Lead Scientist, Systems Biology
Lead Scientist, Systems Biology

Dr. Wiley combines the techniques of molecular and cellular biology with both biochemical and optical assays. The results are used to build computer models of underlying cellular processes. He is the author or co-author of more than 160 scientific publications, including more than 115 articles in peer-reviewed scientific journals and 25 review articles and book chapters. He also has written several commercial graphics and data analysis software packages. Dr. Wiley has served as a reviewer for more than 30 scientific journals, is an Associate Editor of Frontiers in Genetics and is on the editorial board of The Scientist and BMC Biology.

Education 

  • B.A. 1974 Biology, University of Tennessee-Knoxville
  • Ph.D. 1979 Biochemistry/Cell Biology, University of Tennessee-Oak Ridge School of Biomedical Sciences

Awards & Honors

  • Award for Distinguished Technical Communication, 2011
  • Faculty of 1000 member for Cell Biology, 2011
  • Elected AAAS Fellow, 2005
  • R&D 100 award for designing single-chain antibody library in a yeast-display system, 2004
  • Laboratory Fellow at Pacific Northwest National Laboratory, 2000
  • NIH Research Career Development Award, 1988-93
  • Phi Kappa Phi Honor Society, University of Tennessee, Knoxville, 1979

Research Interests 

Dr. Wiley's research interests are focused on understanding the systems-level design principles that underlie regulatory networks in both prokaryotic and eukaryotic cells.
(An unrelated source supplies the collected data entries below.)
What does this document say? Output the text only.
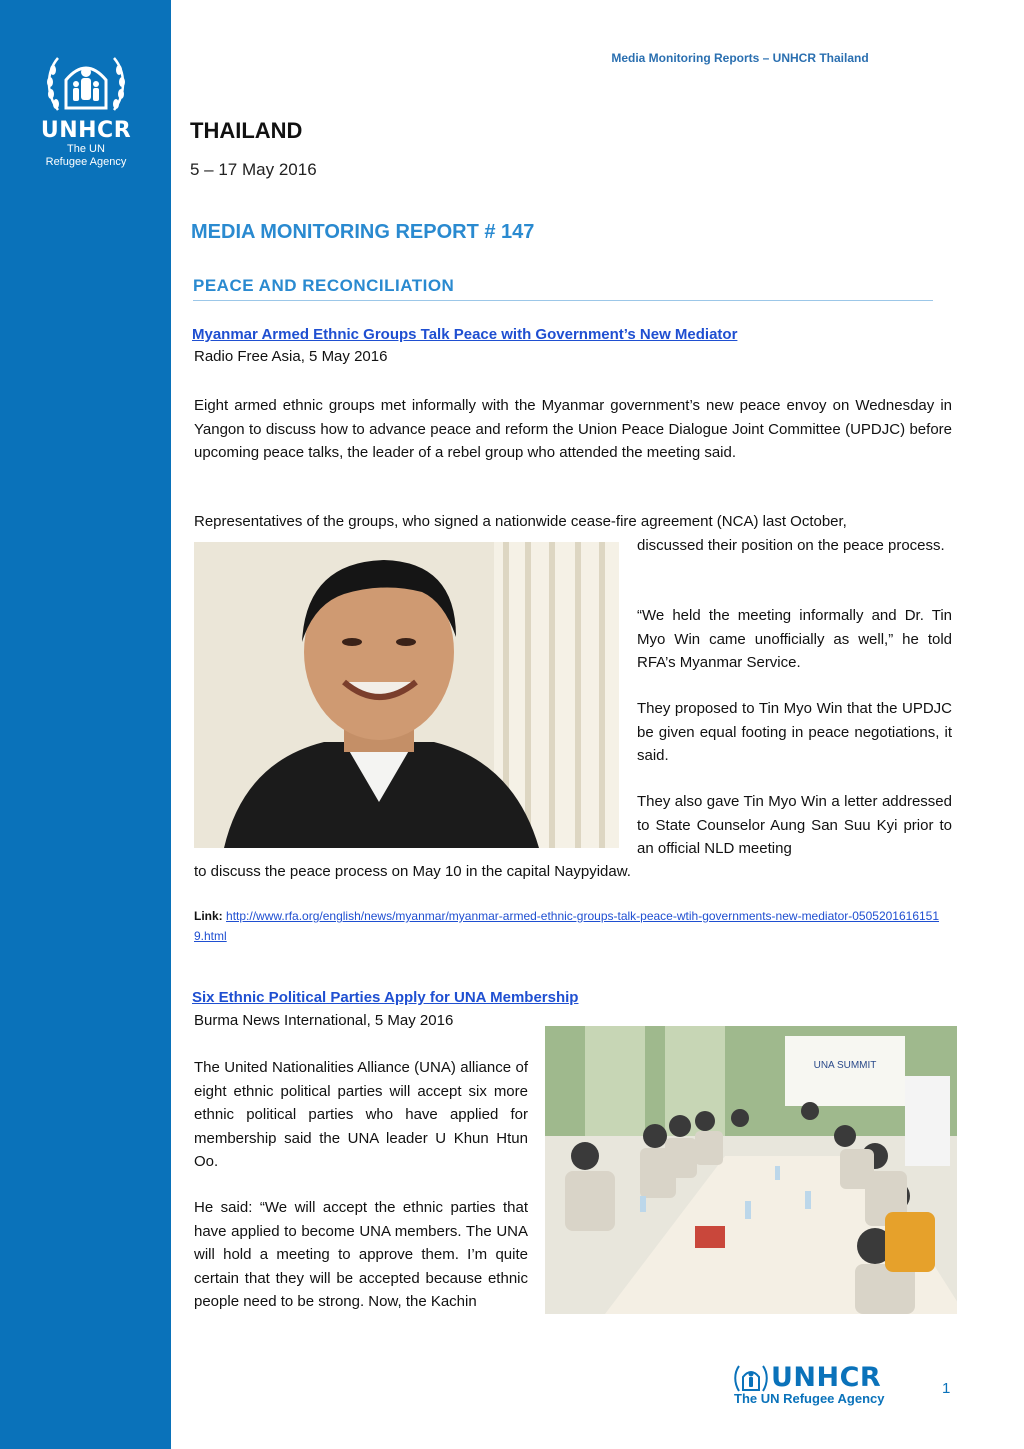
UNHCR
The UN
Refugee Agency
Media Monitoring Reports – UNHCR Thailand
THAILAND
5 – 17 May 2016
MEDIA MONITORING REPORT # 147
PEACE AND RECONCILIATION
Myanmar Armed Ethnic Groups Talk Peace with Government’s New Mediator
Radio Free Asia, 5 May 2016

Eight armed ethnic groups met informally with the Myanmar government’s new peace envoy on Wednesday in Yangon to discuss how to advance peace and reform the Union Peace Dialogue Joint Committee (UPDJC) before upcoming peace talks, the leader of a rebel group who attended the meeting said.

Representatives of the groups, who signed a nationwide cease-fire agreement (NCA) last October,

discussed their position on the peace process.

“We held the meeting informally and Dr. Tin Myo Win came unofficially as well,” he told RFA’s Myanmar Service.

They proposed to Tin Myo Win that the UPDJC be given equal footing in peace negotiations, it said.

They also gave Tin Myo Win a letter addressed to State Counselor Aung San Suu Kyi prior to an official NLD meeting

to discuss the peace process on May 10 in the capital Naypyidaw.

Link: http://www.rfa.org/english/news/myanmar/myanmar-armed-ethnic-groups-talk-peace-wtih-governments-new-mediator-05052016161519.html
Six Ethnic Political Parties Apply for UNA Membership
Burma News International, 5 May 2016

The United Nationalities Alliance (UNA) alliance of eight ethnic political parties will accept six more ethnic political parties who have applied for membership said the UNA leader U Khun Htun Oo.

He said: “We will accept the ethnic parties that have applied to become UNA members. The UNA will hold a meeting to approve them. I’m quite certain that they will be accepted because ethnic people need to be strong. Now, the Kachin

UNA SUMMIT
UNHCR
The UN Refugee Agency
1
This work also focuses on how these regulatory networks become dysfunctional in diseases, such as cancer, and how they can be modified for both therapeutic and biological engineering applications. More recently, his work has focused on using new CRISPR-based technologies in combination with proteomics, gene expression and biochemical assays to build improved mechanistic models of signaling and metabolic networks. This work requires the creation of a scalable computational infrastructure for integrating multidimensional data sets as well as development of the underlying analytical technologies.